Абдуррахим-бай вызвал свою арбу.
Смутьянов отвязали от деревьев, погрузили на арбу и связали. Абдуррахим-бай сказал связанному по рукам и ногам Рустаму:
—
Теперь ты понял, кто вор, — ты или я?
—
Понял! — ответил Рустам. — Ты! Только разница в том, что ночной вор идет с ножом в руках, один на один, а ты среди бела дня, на глазах у всех, грабишь. А все равно ведь все видят и все понимают.
Стражи кинулись к Рустаму, принялись бить его по голове палками. Возница сел верхом на лошадь, и арба, покачиваясь на неровной дороге, двинулась к казию Шафриканского туменя.
14
Осень прошла.

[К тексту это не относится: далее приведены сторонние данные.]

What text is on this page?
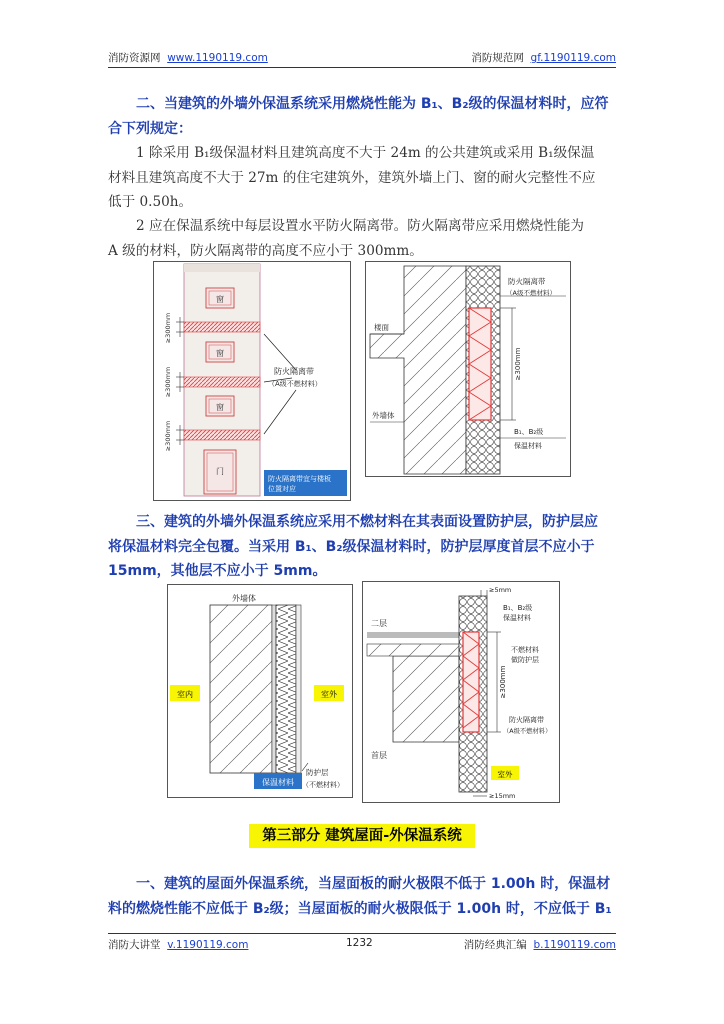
消防资源网 www.1190119.com	消防规范网 gf.1190119.com
二、当建筑的外墙外保温系统采用燃烧性能为 B₁、B₂级的保温材料时，应符
合下列规定：
1 除采用 B₁级保温材料且建筑高度不大于 24m 的公共建筑或采用 B₁级保温
材料且建筑高度不大于 27m 的住宅建筑外，建筑外墙上门、窗的耐火完整性不应
低于 0.50h。
2 应在保温系统中每层设置水平防火隔离带。防火隔离带应采用燃烧性能为
A 级的材料，防火隔离带的高度不应小于 300mm。
窗
窗
窗
门
≥300mm
≥300mm
≥300mm
防火隔离带
（A级不燃材料）
防火隔离带宜与楼板
位置对应
≥300mm
防火隔离带
（A级不燃材料）
楼面
外墙体
B₁、B₂级
保温材料
三、建筑的外墙外保温系统应采用不燃材料在其表面设置防护层，防护层应
将保温材料完全包覆。当采用 B₁、B₂级保温材料时，防护层厚度首层不应小于
15mm，其他层不应小于 5mm。
外墙体
室内	室外
保温材料
防护层
（不燃材料）
≥5mm
二层
B₁、B₂级
保温材料
不燃材料
做防护层
≥300mm
首层
防火隔离带
（A级不燃材料）
室外
≥15mm
第三部分 建筑屋面-外保温系统
一、建筑的屋面外保温系统，当屋面板的耐火极限不低于 1.00h 时，保温材
料的燃烧性能不应低于 B₂级；当屋面板的耐火极限低于 1.00h 时，不应低于 B₁
消防大讲堂 v.1190119.com	1232	消防经典汇编 b.1190119.com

Начиналась зима, но в бухарских землях дождей еще не было.
В небе стояли серые облака, заслоняя и без того уже неяркое солнце.
Сибирские зимние ветры через безграничные оренбургские и казахские степи несли в открытые степи Туркестана морозы и такую стужу, что руки крестьян болели, как от ожогов. Студеные ветры песком и пылью забивали глаза и секли лица.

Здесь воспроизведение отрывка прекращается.